Washington D.C., 02 de abril de 2026.- Un año después de que Donald Trump anunciara el 2 de abril de 2025 aranceles generalizados del 10% y de hasta el 50% para países con mayor déficit comercial con EE.UU., el Supremo ha declarado ilegales los mal llamados aranceles recíprocos. Aunque Washington ha recaudado unos 264.000 millones de dólares con las tarifas, no ha logrado reducir el déficit comercial ni disparar la apertura de fábricas o atraer más inversión extranjera.
Al justificar el giro comercial en su momento, el presidente Trump afirmó: “Nuestro país ha sido saqueado, expoliado, violado y robado”. Desde la rosaleda de la Casa Blanca, Brian Pannebecke, un trabajador jubilado del sector de la automoción, apoyó las políticas y declaró: “Apoyamos al 100% las políticas arancelarias del presidente”, agregando que “le estamos profundamente agradecidos y en seis meses o un año empezaremos a ver los beneficios”.
Sin embargo, los datos económicos muestran un crecimiento más débil en Estados Unidos, con un 2,1% el año pasado frente al 2,8% de 2024. Mientras EE.UU. compra menos productos a China, Pekín no vende menos porque ha encontrado otros mercados. Por otro lado, la UE ha firmado el acuerdo comercial con parte de América Latina, el Mercosur, que llevaba décadas atascado.
En paralelo a la tensión comercial, la Representación Comercial de Estados Unidos (USTR) señala en un informe que México obstaculiza la participación de las empresas estadounidenses en el sector energético.
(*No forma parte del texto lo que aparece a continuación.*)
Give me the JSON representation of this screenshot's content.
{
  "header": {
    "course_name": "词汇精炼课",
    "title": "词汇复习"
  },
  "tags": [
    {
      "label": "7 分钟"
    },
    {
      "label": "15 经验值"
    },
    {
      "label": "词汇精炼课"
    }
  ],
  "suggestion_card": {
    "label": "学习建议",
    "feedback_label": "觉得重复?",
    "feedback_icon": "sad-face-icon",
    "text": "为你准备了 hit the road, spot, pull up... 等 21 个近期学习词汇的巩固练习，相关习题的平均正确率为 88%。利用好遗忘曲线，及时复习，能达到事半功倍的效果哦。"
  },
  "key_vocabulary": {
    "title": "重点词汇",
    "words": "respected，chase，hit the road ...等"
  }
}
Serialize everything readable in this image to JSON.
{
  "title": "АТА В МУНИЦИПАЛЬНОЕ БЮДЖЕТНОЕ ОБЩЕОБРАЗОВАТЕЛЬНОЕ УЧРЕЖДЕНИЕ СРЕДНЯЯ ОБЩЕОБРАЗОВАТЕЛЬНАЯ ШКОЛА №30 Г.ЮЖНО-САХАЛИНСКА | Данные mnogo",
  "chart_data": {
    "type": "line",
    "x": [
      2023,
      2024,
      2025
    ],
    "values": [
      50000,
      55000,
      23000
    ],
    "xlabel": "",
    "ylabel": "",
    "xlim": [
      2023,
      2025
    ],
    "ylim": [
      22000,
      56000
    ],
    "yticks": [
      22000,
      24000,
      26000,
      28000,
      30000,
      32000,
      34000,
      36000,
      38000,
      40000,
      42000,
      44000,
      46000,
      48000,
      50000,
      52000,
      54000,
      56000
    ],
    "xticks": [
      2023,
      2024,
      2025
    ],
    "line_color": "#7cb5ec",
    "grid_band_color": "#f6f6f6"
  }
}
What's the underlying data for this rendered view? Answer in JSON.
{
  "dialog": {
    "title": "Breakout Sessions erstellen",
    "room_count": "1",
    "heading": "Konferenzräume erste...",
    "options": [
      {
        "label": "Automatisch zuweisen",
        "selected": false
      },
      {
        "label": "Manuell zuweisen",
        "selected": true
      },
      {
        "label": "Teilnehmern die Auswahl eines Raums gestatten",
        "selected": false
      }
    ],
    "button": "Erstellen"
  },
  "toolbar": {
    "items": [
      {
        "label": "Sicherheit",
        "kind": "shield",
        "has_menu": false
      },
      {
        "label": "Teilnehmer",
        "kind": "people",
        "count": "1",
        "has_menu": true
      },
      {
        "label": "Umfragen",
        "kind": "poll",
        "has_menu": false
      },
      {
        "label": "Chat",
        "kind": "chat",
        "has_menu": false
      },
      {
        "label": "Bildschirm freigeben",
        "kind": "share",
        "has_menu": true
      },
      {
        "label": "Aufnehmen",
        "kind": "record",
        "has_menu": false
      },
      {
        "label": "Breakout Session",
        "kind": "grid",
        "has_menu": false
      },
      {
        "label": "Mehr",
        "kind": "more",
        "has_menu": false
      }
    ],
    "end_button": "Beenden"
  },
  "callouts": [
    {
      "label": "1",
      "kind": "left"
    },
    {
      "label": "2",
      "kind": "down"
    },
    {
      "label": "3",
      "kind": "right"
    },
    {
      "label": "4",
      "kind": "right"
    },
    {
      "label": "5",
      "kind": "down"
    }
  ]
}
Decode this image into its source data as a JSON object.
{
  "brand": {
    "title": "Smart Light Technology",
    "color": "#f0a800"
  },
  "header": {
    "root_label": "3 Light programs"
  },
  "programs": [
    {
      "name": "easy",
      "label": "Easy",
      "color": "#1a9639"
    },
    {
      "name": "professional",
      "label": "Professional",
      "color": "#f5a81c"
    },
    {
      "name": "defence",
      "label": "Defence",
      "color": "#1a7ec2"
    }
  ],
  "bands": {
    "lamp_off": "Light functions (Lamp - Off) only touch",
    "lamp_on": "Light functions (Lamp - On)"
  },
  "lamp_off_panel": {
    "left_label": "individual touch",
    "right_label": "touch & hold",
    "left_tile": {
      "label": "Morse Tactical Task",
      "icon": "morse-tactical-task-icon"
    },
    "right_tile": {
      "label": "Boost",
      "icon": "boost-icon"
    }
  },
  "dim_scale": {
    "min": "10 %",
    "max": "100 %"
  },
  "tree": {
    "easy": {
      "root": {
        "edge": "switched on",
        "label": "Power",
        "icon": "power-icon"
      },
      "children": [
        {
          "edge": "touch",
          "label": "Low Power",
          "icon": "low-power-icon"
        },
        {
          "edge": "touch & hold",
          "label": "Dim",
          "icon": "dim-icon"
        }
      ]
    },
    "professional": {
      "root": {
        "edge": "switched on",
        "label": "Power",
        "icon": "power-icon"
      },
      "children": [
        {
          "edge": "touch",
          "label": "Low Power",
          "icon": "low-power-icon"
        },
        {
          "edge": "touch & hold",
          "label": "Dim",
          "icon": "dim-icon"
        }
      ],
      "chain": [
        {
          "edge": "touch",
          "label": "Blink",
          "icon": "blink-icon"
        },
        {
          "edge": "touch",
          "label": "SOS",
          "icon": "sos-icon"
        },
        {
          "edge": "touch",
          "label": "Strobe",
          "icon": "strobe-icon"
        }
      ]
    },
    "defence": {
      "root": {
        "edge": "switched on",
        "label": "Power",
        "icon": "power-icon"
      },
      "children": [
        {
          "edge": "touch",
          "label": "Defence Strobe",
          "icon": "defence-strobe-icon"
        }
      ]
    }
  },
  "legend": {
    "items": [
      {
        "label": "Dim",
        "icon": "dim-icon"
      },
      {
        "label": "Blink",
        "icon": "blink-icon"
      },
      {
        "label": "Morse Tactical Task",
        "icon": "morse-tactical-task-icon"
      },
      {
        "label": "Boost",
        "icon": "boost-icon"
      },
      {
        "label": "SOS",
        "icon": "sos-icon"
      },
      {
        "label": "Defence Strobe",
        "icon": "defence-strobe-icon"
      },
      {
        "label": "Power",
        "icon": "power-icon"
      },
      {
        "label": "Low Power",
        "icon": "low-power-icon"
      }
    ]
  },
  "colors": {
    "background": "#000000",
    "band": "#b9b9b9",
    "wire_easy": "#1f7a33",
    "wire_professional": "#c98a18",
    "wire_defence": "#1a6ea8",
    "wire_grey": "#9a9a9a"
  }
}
El documento indica que las últimas reformas legales en México dan prioridad a las empresas estatales Pemex y CFE, impidiendo la inversión de las firmas estadounidenses.
Según el reporte de la USTR: “Las empresas privadas que operan en México a menudo no pueden participar de manera efectiva, o incluso no participar en absoluto, en el sector energético mexicano debido a las frecuentes demoras, los rechazos inexplicables o injustificados y la inacción respecto a las solicitudes de nuevos permisos o modificaciones de los existentes”.
La normativa mexicana impone nuevas restricciones a los permisos de combustible, reduce la vigencia de los permisos de importación de 20 a 5 años y la de los permisos de comercialización de 30 a 2 años. Estos cambios no se aplican a Pemex. Esta situación marca un contraste con 2014, durante el gobierno de Enrique Peña Nieto, cuando se abrió el sector a la inversión privada, y con 2018, cuando con la llegada de Andrés Manuel López Obrador la política energética dio un giro de 180 grados para centrarse en las actividades estatales.